Another prescription drug, a type of “opiate antagonist” that purportedly helps heavy drinkers moderate their drinking, is naltrexone. The book cites the example of Patricia Hodgson, 43, who “now drinks in moderation without having to exercise any self-control. She simply takes a 50 mg pill of naltrexone an hour before drinking and tends to never want more than a couple of glasses of wine.” (A spokesperson for Toronto’s Centre for Addiction and Mental Health says they use both baclofen and naltrexone “quite extensively.” Canadian family doctors may be less likely to prescribe baclofen, as its use for alcoholism is still off-label.)

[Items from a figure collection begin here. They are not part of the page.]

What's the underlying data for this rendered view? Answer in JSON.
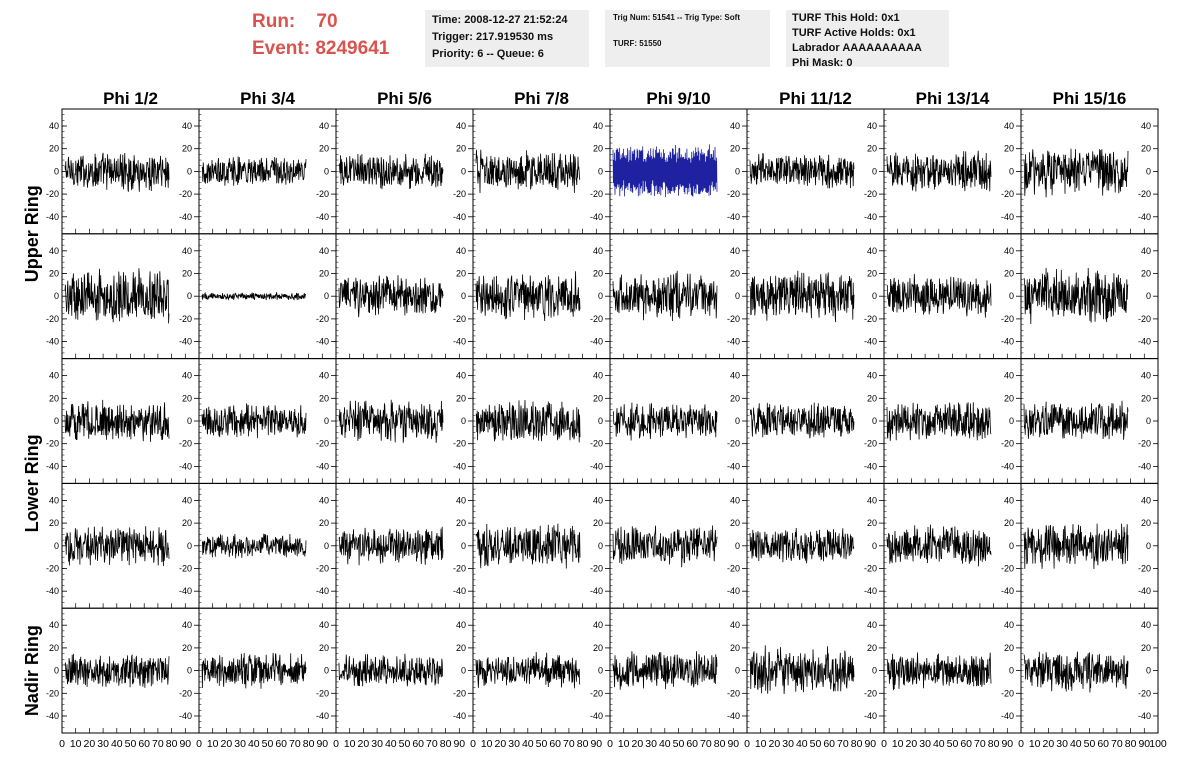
{
  "header": {
    "run_label": "Run:",
    "run_value": "70",
    "event_label": "Event:",
    "event_value": "8249641",
    "time_line": "Time: 2008-12-27 21:52:24",
    "trigger_line": "Trigger: 217.919530 ms",
    "priority_line": "Priority: 6 -- Queue: 6",
    "trig_line": "Trig Num: 51541 -- Trig Type: Soft",
    "turf_line": "TURF: 51550",
    "turf_hold_line": "TURF This Hold: 0x1",
    "turf_active_line": "TURF Active Holds: 0x1",
    "labrador_line": "Labrador AAAAAAAAAA",
    "phi_mask_line": "Phi Mask: 0",
    "accent_color": "#d9534f",
    "box_color": "#eeeeee"
  },
  "chart_data": {
    "type": "line",
    "columns": [
      "Phi 1/2",
      "Phi 3/4",
      "Phi 5/6",
      "Phi 7/8",
      "Phi 9/10",
      "Phi 11/12",
      "Phi 13/14",
      "Phi 15/16"
    ],
    "rows": [
      "Upper Ring",
      "Upper Ring",
      "Lower Ring",
      "Lower Ring",
      "Nadir Ring"
    ],
    "row_labels": [
      "Upper Ring",
      "Lower Ring",
      "Nadir Ring"
    ],
    "xlim": [
      0,
      100
    ],
    "ylim": [
      -55,
      55
    ],
    "y_ticks": [
      -40,
      -20,
      0,
      20,
      40
    ],
    "x_tick_labels": [
      "0",
      "10",
      "20",
      "30",
      "40",
      "50",
      "60",
      "70",
      "80",
      "90",
      "100"
    ],
    "samples_per_trace": 260,
    "default_color": "#000000",
    "highlight_color": "#1e22a0",
    "highlight": [
      {
        "row": 0,
        "col": 4
      }
    ],
    "amplitudes": [
      [
        16,
        12,
        15,
        17,
        21,
        14,
        16,
        20
      ],
      [
        22,
        3,
        17,
        20,
        19,
        20,
        17,
        22
      ],
      [
        16,
        14,
        17,
        17,
        15,
        15,
        16,
        16
      ],
      [
        16,
        10,
        15,
        17,
        16,
        14,
        16,
        18
      ],
      [
        14,
        14,
        13,
        14,
        15,
        19,
        15,
        17
      ]
    ]
  }
}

Hodgson told the Tirbutts, “I wish people wouldn’t be so prejudiced against something just because it involves carrying on drinking.” Naltrexone, she says, “literally saved my life. I so much wanted to feel normal, to socialize and have the odd glass of wine with a meal.”

When someone is in denial about a “drink problem,” tell them how their bad behaviour affected you personally, as opposed to criticizing them, write the Tirbutts. “You could ask them if they were aware they woke you up at two o’clock in the morning and had an argument with you. So long as you concentrate on behaviour and how it affects you personally, they can’t argue with you.”

Finally, if the drinker is physically addicted to alcohol, “an absolute must is to wean this person off alcohol slowly,” they write. “Once someone has reached the stage of physical addiction they should not consider stopping drinking suddenly, as to do so could result in memory loss or brain damage.”